Noi frèmevamo nei banchi per l'aria di festa e l'atmosfera frizzante. Il maestro era buono. Diceva con dolcezza di star zitti, ma non proprio zitti, quieti. L'ispettore già girava e il maestro ci fece le ultime raccomandazioni.

"Eccolo, eccolo, arriva. Ragazzi, pronti, ragazzi" e com' era stato convenuto gridammo a una voce:

"Viva l'ispettore!" L'ispettore guardò l'aula e noi con ammirazione. Aveva gli occhiali d'oro e d'oro due o tre denti. Senza che nessuno glielo indicasse chiamò Balestra, che rispose benissimo. L'ispettore gli chiese chi fosse, e Balestra lo disse molto bene. L'ispettore ne fu entusiasta e gli mise un braccio intorno al collo e al maestro:

"Bravo, professore. La sua è la più bella prima dell'istituto. Volontà e organizzazione ci aspettiamo dai nuovi maestri. Non me ne dimenticherò. Ella è ben degna di restare ad X. E non tema altri trasferimenti". E trovandosi Balestra sotto il braccio, gli domandò:

"Che vuoi fare da grande?"

"L'industriale" dichiarò il nostro compagno.

"Ah, ah, ah! " risero in coro l'ispettore, il direttore è il maestro. Ed anche noi.
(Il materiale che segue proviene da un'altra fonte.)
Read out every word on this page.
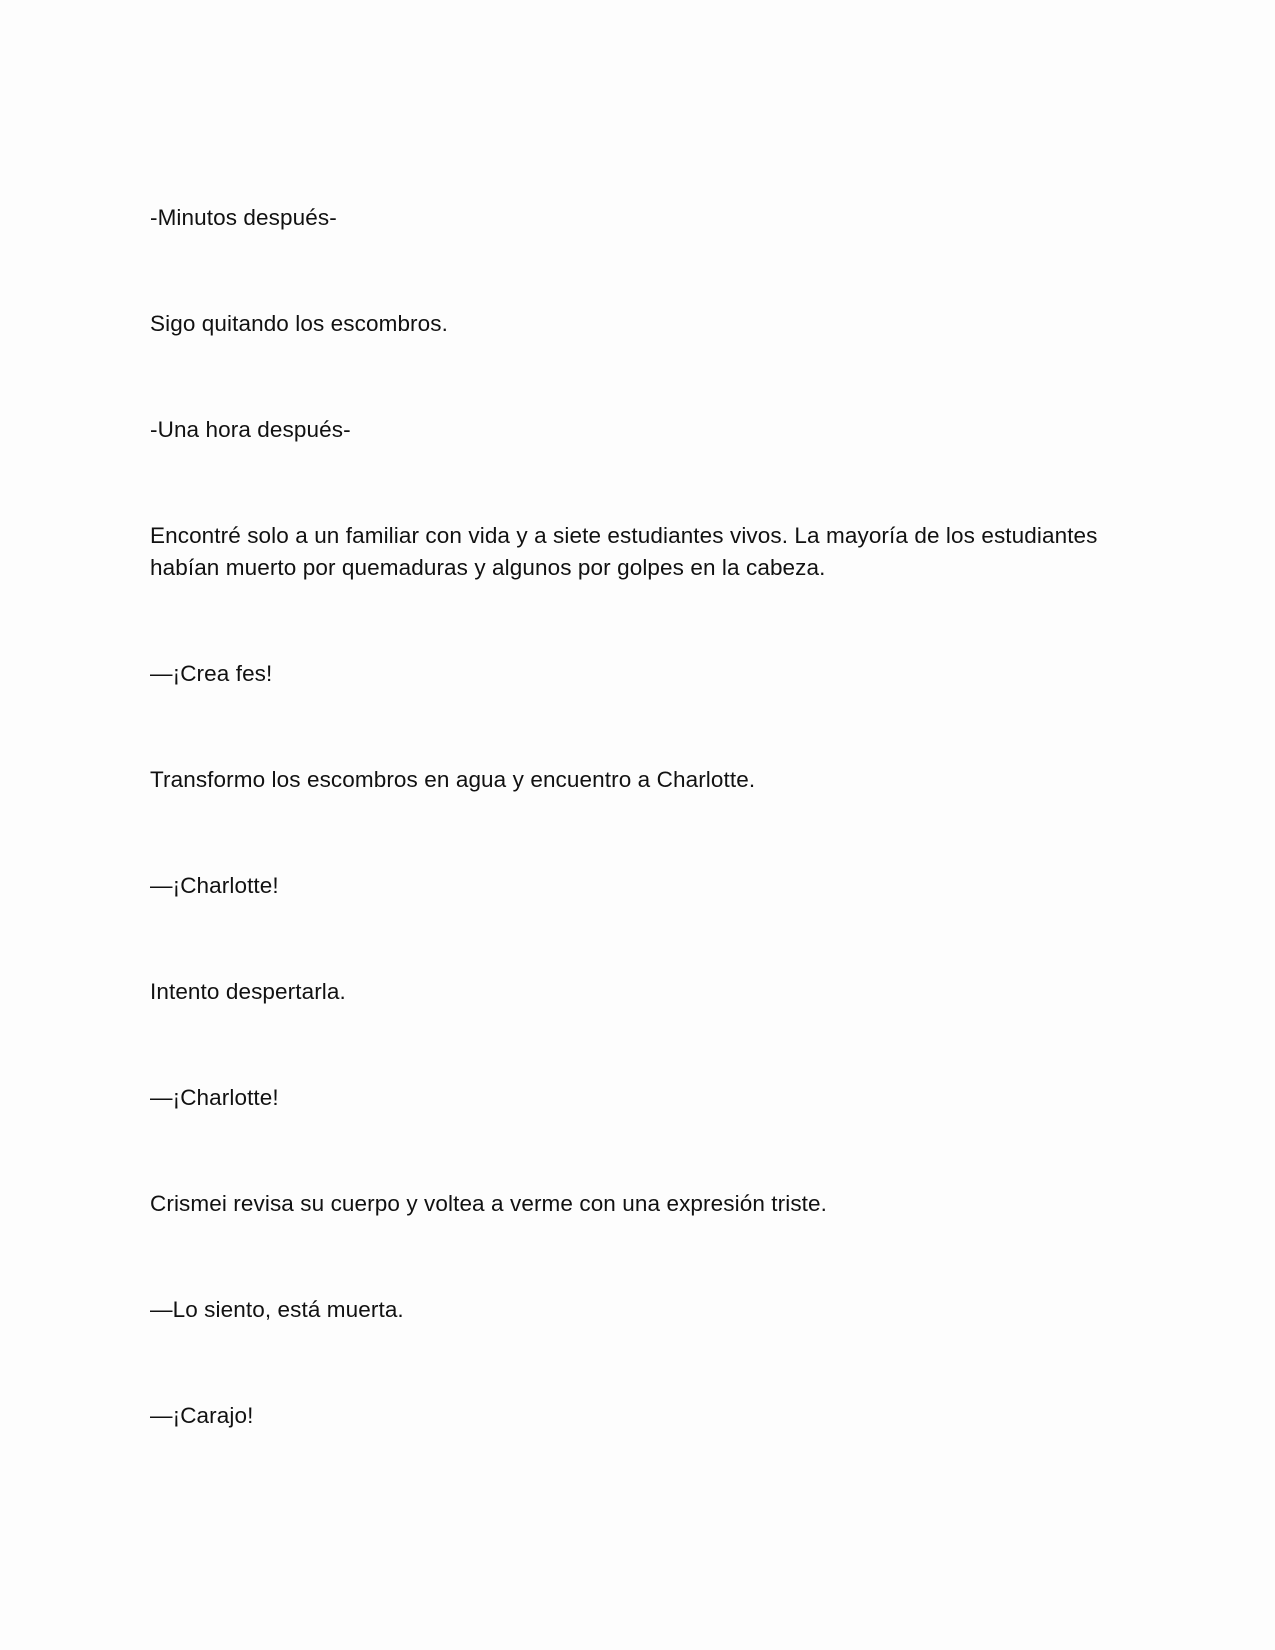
-Minutos después-

Sigo quitando los escombros.

-Una hora después-

Encontré solo a un familiar con vida y a siete estudiantes vivos. La mayoría de los estudiantes habían muerto por quemaduras y algunos por golpes en la cabeza.

—¡Crea fes!

Transformo los escombros en agua y encuentro a Charlotte.

—¡Charlotte!

Intento despertarla.

—¡Charlotte!

Crismei revisa su cuerpo y voltea a verme con una expresión triste.

—Lo siento, está muerta.

—¡Carajo!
"Viva l'ispettore!" ripetemmo. L'ispettore passò quindi nell'altro atrio e mentre lui attraversava il portico destro, dal sinistro spuntarono le truppe di bassa fanteria conciate come clown da circo equestre. Si unirono a noi intorno al maestro, che disse che dovevamo tornare la prossima settimana per le pagelle. A uno a uno gli baciammo la mano. I clown facevano ridere ed essi medesimi ci aiutavano a farlo perché, per la festa, facevano capriole, smorfie, col permesso del maestro. All'uscita andammo ad arrampicarci alle finestre della direzione per vedere come i maestri e le maestre mangiavano i gelati.

Note

1. Tra il "suff." el'"insuff." — tra i voti "sufficiente" e "insufficiente".